We have all seen the accusation too many times - the claims
department is dragging its feet over a legitimate claim. The
policyholder is frustrated, the broker is of little help and the
underwriter appears to be uncaring and intransigent.
Sadly the soft insurance cycle produces this kind of behaviour.
Claims payment is sometimes delayed, either by design or via a murky
sea of administration and bureaucracy.
The role of the loss adjuster in this cycle is little understood.
Our fraternity is often viewed by claimants as the front line of an
underwriter's defence - a defence that is designed not to pay claims.
While loss adjusters do indeed work for underwriters -
the role is positive and aimed at smoothing the claims process.
In 30 years my job has been most satisfying when we've been able
to play a proactive and decisive role in the paying of valid claims.
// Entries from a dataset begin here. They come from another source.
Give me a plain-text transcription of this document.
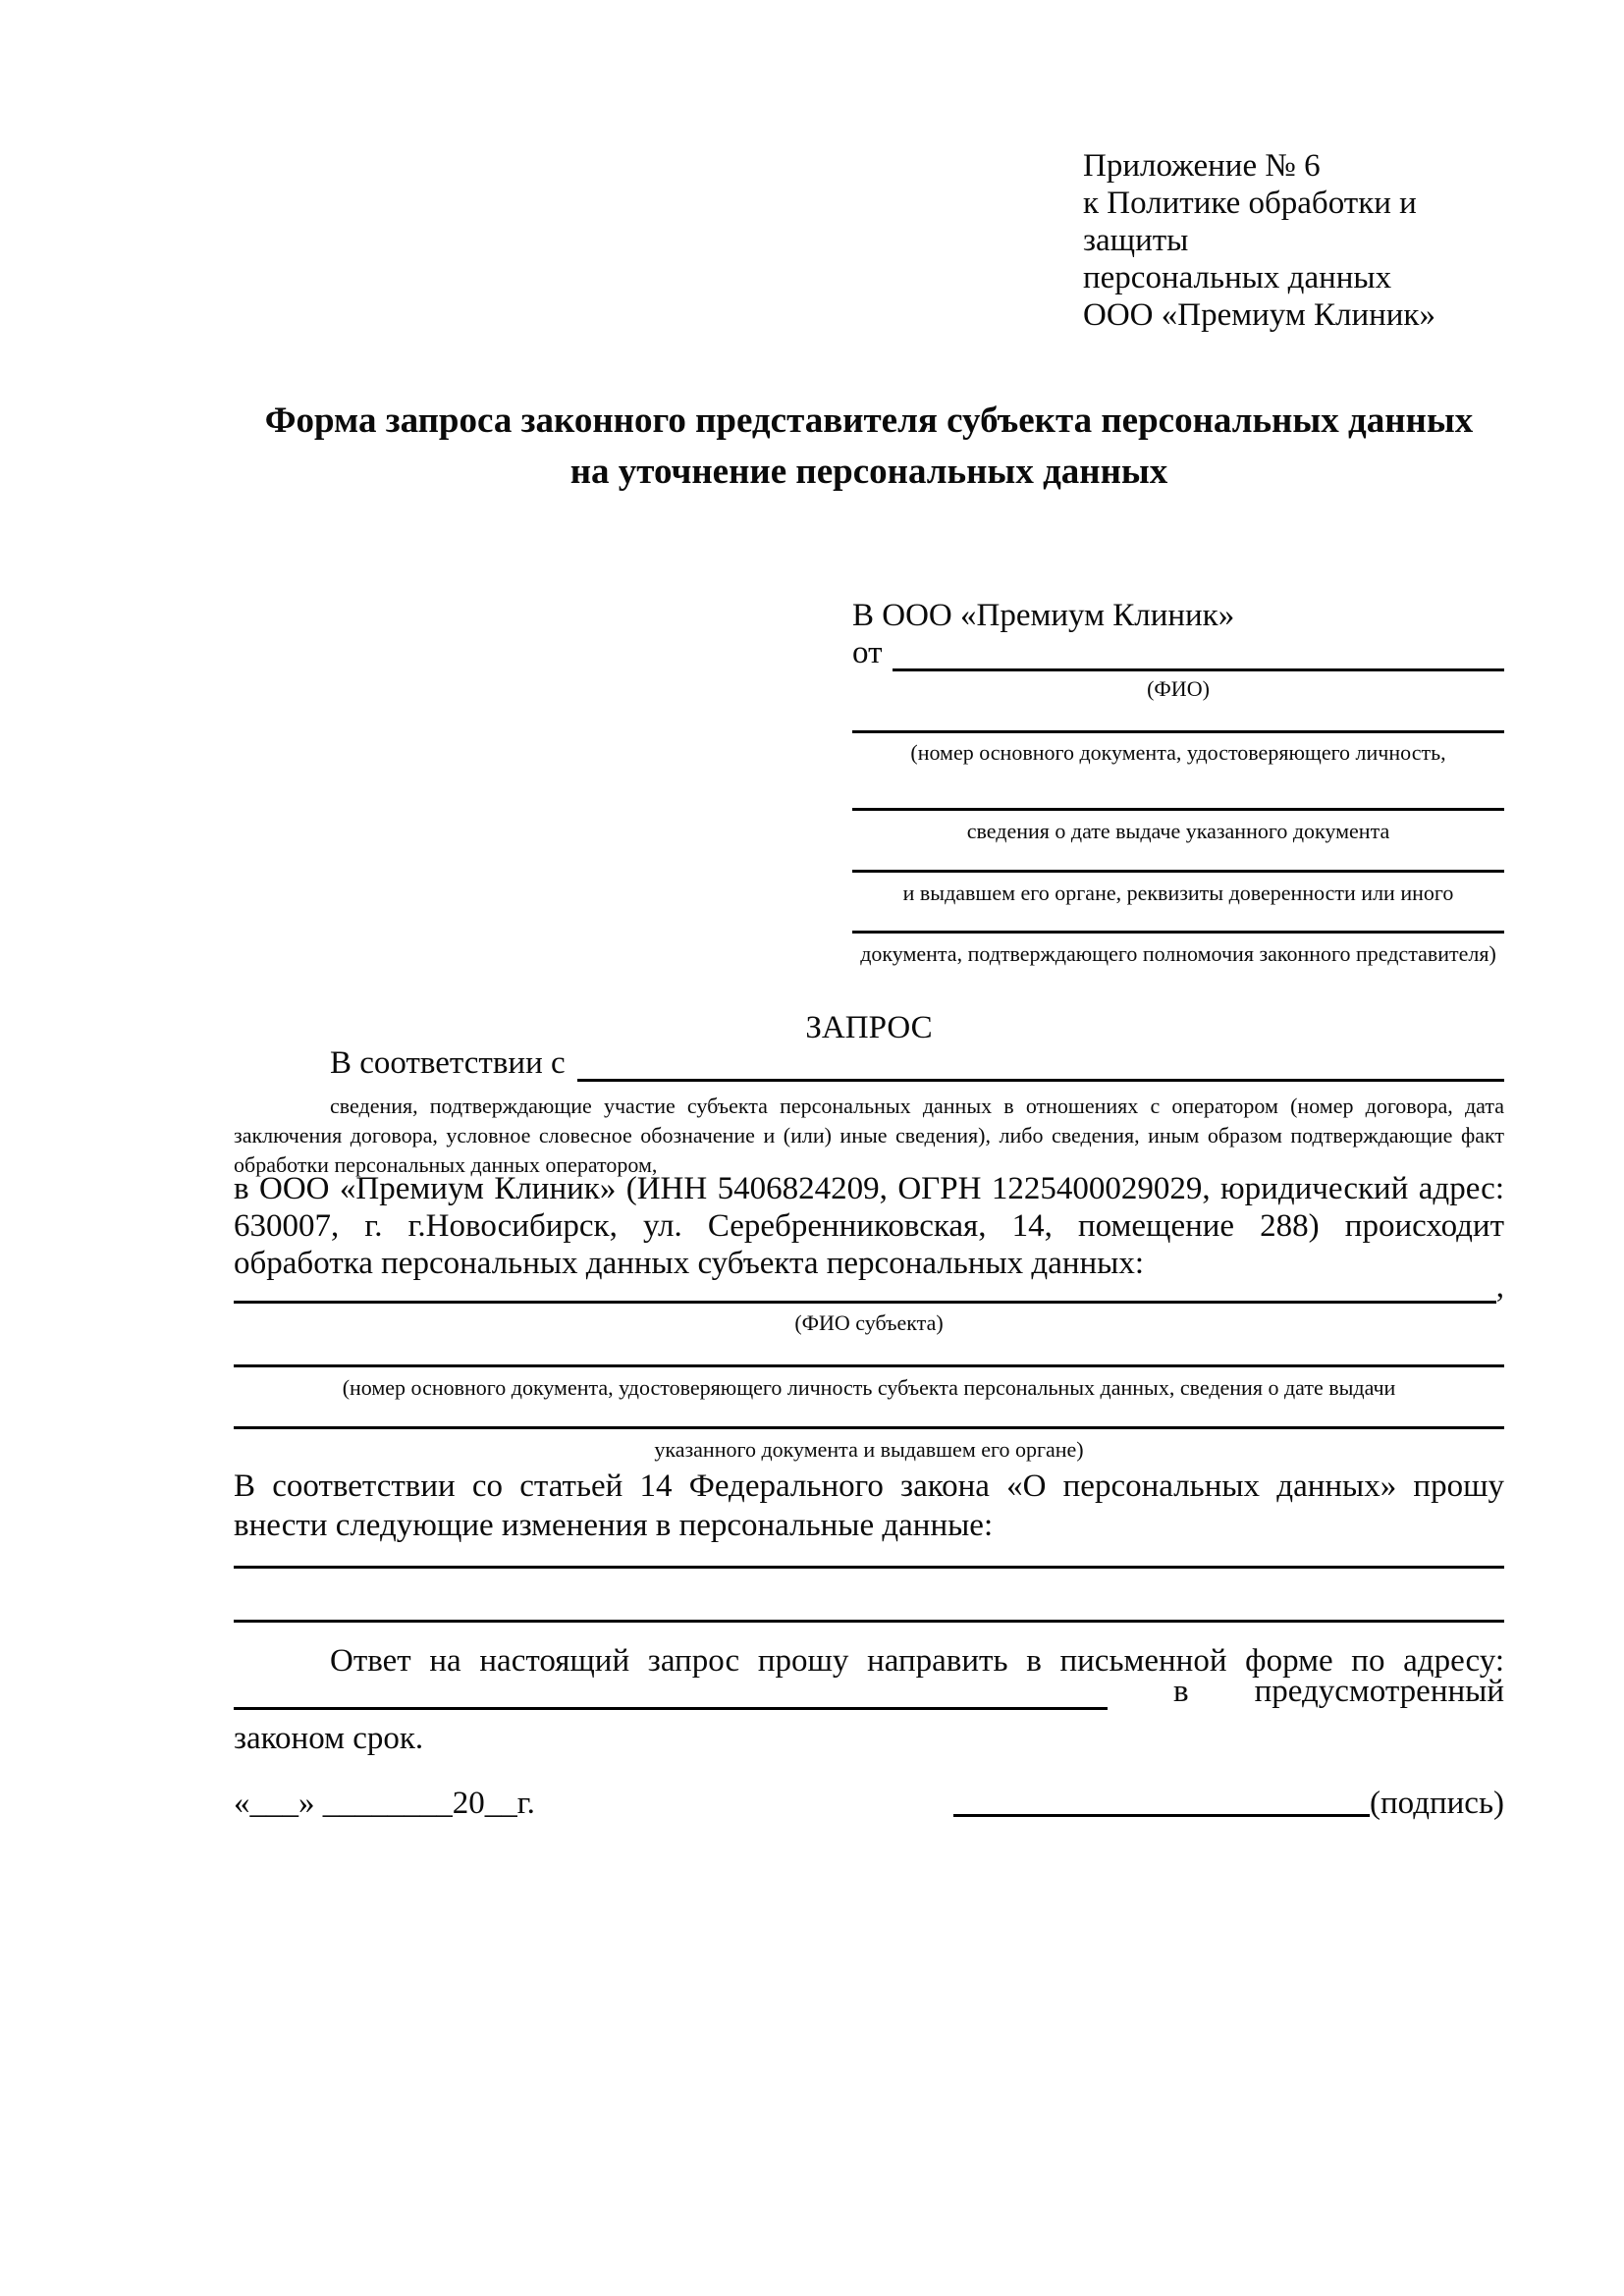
Приложение № 6
к Политике обработки и защиты
персональных данных
ООО «Премиум Клиник»
Форма запроса законного представителя субъекта персональных данных
на уточнение персональных данных
В ООО «Премиум Клиник»
от
(ФИО)
(номер основного документа, удостоверяющего личность,
сведения о дате выдаче указанного документа
и выдавшем его органе, реквизиты доверенности или иного
документа, подтверждающего полномочия законного представителя)
ЗАПРОС
В соответствии с
сведения, подтверждающие участие субъекта персональных данных в отношениях с оператором (номер договора, дата заключения договора, условное словесное обозначение и (или) иные сведения), либо сведения, иным образом подтверждающие факт обработки персональных данных оператором,
в ООО «Премиум Клиник» (ИНН 5406824209, ОГРН 1225400029029, юридический адрес: 630007, г. г.Новосибирск, ул. Серебренниковская, 14, помещение 288) происходит обработка персональных данных субъекта персональных данных:
,
(ФИО субъекта)
(номер основного документа, удостоверяющего личность субъекта персональных данных, сведения о дате выдачи
указанного документа и выдавшем его органе)
В соответствии со статьей 14 Федерального закона «О персональных данных» прошу внести следующие изменения в персональные данные:
Ответ на настоящий запрос прошу направить в письменной форме по адресу:
в предусмотренный
законом срок.
«___» ________20__г.	(подпись)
We have seen many livelihoods and business destroyed by catastrophic
loss, and delays in the receiving of insurance payments often adds to
the sense of loss experienced by claimants.
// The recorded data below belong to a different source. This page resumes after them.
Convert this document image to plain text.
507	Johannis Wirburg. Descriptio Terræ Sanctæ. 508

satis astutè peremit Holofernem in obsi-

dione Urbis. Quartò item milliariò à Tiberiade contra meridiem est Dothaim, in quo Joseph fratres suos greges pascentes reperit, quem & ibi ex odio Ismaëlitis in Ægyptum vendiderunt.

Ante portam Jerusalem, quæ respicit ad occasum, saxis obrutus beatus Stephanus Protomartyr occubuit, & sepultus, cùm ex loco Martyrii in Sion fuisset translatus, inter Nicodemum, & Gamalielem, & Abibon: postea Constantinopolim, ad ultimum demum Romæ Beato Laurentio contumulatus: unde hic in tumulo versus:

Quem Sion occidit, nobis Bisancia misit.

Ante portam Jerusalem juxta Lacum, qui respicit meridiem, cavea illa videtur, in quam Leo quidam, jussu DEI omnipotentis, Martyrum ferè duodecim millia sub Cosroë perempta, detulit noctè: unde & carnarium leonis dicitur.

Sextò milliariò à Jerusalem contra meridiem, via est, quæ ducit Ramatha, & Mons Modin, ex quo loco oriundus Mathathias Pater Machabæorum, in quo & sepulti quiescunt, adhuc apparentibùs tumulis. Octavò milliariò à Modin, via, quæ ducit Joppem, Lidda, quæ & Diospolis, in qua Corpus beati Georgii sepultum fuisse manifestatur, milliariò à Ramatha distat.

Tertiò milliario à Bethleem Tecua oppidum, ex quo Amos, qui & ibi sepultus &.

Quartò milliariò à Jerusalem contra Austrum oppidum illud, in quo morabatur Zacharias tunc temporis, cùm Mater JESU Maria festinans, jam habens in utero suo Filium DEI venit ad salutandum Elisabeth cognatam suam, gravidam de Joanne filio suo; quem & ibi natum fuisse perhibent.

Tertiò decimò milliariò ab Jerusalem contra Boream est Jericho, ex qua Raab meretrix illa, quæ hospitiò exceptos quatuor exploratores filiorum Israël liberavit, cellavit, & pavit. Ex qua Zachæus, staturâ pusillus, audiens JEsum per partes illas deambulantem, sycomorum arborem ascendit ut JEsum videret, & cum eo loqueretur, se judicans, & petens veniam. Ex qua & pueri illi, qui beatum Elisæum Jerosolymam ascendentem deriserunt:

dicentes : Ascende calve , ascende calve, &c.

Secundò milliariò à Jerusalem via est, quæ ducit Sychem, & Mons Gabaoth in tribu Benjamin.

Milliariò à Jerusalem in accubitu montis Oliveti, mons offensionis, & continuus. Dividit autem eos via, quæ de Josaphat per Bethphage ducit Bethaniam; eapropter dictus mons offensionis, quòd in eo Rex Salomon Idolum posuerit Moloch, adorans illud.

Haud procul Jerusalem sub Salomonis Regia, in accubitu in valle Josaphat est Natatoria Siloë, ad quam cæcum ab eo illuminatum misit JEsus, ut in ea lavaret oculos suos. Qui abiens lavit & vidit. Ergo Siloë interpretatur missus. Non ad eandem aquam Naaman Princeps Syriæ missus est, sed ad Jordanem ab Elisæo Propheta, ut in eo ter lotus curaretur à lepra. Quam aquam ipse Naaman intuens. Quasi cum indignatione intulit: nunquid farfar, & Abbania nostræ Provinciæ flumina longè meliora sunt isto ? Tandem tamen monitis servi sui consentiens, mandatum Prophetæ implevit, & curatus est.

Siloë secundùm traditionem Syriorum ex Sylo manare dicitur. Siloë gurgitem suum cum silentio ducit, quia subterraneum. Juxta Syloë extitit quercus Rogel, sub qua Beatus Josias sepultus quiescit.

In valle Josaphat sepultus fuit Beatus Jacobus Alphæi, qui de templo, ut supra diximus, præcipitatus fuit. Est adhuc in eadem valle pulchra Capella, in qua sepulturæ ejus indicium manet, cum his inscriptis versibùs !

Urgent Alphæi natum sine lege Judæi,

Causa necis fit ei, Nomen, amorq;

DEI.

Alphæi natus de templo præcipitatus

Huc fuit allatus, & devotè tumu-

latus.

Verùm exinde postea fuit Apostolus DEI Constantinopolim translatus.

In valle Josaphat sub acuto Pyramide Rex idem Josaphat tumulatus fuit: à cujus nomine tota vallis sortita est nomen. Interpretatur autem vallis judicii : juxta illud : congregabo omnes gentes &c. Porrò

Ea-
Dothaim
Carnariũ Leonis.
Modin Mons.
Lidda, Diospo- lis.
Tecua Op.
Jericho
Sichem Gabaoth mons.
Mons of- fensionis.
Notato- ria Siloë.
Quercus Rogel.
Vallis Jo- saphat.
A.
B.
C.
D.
However when the underwriter, acting on swift and accurate
information from his adjuster can make a swift settlement, the whole
process affirms the continuing integrity of the system. This is the crux
of the insurance offering - the ability to provide powerful economic,
financial and social value in a situation of profound loss.
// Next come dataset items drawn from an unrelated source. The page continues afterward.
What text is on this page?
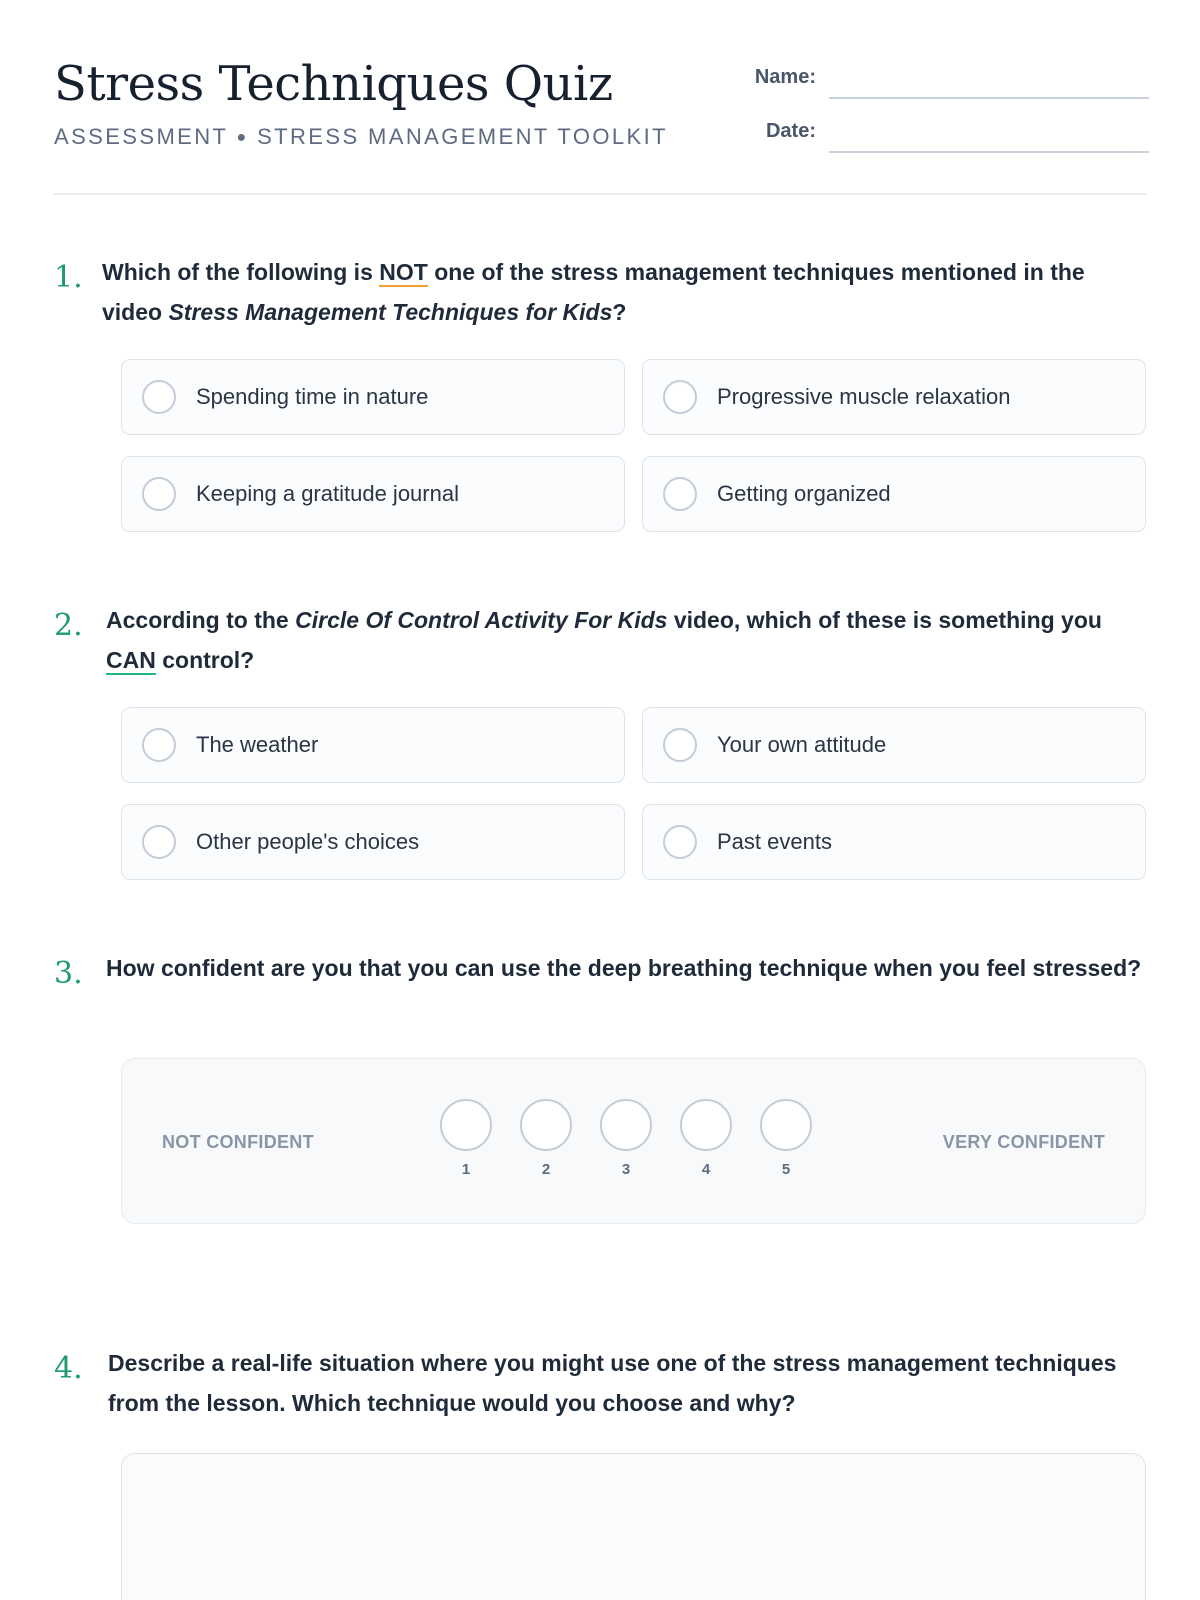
Stress Techniques Quiz
ASSESSMENT ● STRESS MANAGEMENT TOOLKIT
Name:
Date:
1. Which of the following is NOT one of the stress management techniques mentioned in the video Stress Management Techniques for Kids?
Spending time in nature	Progressive muscle relaxation
Keeping a gratitude journal	Getting organized
2. According to the Circle Of Control Activity For Kids video, which of these is something you CAN control?
The weather	Your own attitude
Other people's choices	Past events
3. How confident are you that you can use the deep breathing technique when you feel stressed?
NOT CONFIDENT
1	2	3	4	5
VERY CONFIDENT
4. Describe a real-life situation where you might use one of the stress management techniques from the lesson. Which technique would you choose and why?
Unfortunately few consumers or commercial buyers of insurance see
the process like this: they view insurance as a necessary evil and the
underwriter and his loss adjuster as the bad guys. This is still true today
but things are changing.
Interim payments to claimants are becoming more practised in some
markets as insurers are increasingly recognising that nothing beats
a moment in time like when a claim payment cheque is handed to a
policyholder needing urgent funds to keep his customers.
We believe an insurer should be judged on the quality of the service
just like any other part of the financial services sector. Interim payments
are able to make a difference - in particular where there is cover for
time elements; such covers seem to be on the upward trend.
Although there is no industry benchmarking or formal rules on industry
payments, the rule of the thumb can be 50% or higher of what can be
supported or will ultimately be paid. In order for this to happen, the
adjuster has to move with speed to establish there is no information
available to suggest there is anything untoward about the incident
so that underwriters will feel comfortable in releasing
The industry has for understandable reasons not promoted this part of
the business. However, we can see a time when underwriters, acting on
the professional advice of their loss adjuster, will pay interim claims
speedily in cases in which it is needed most or even where there is no
policy endorsement to cater for interim payments.
Once this side of our business is more widely known, the perception
that our industry survives by delay and deny will surely change.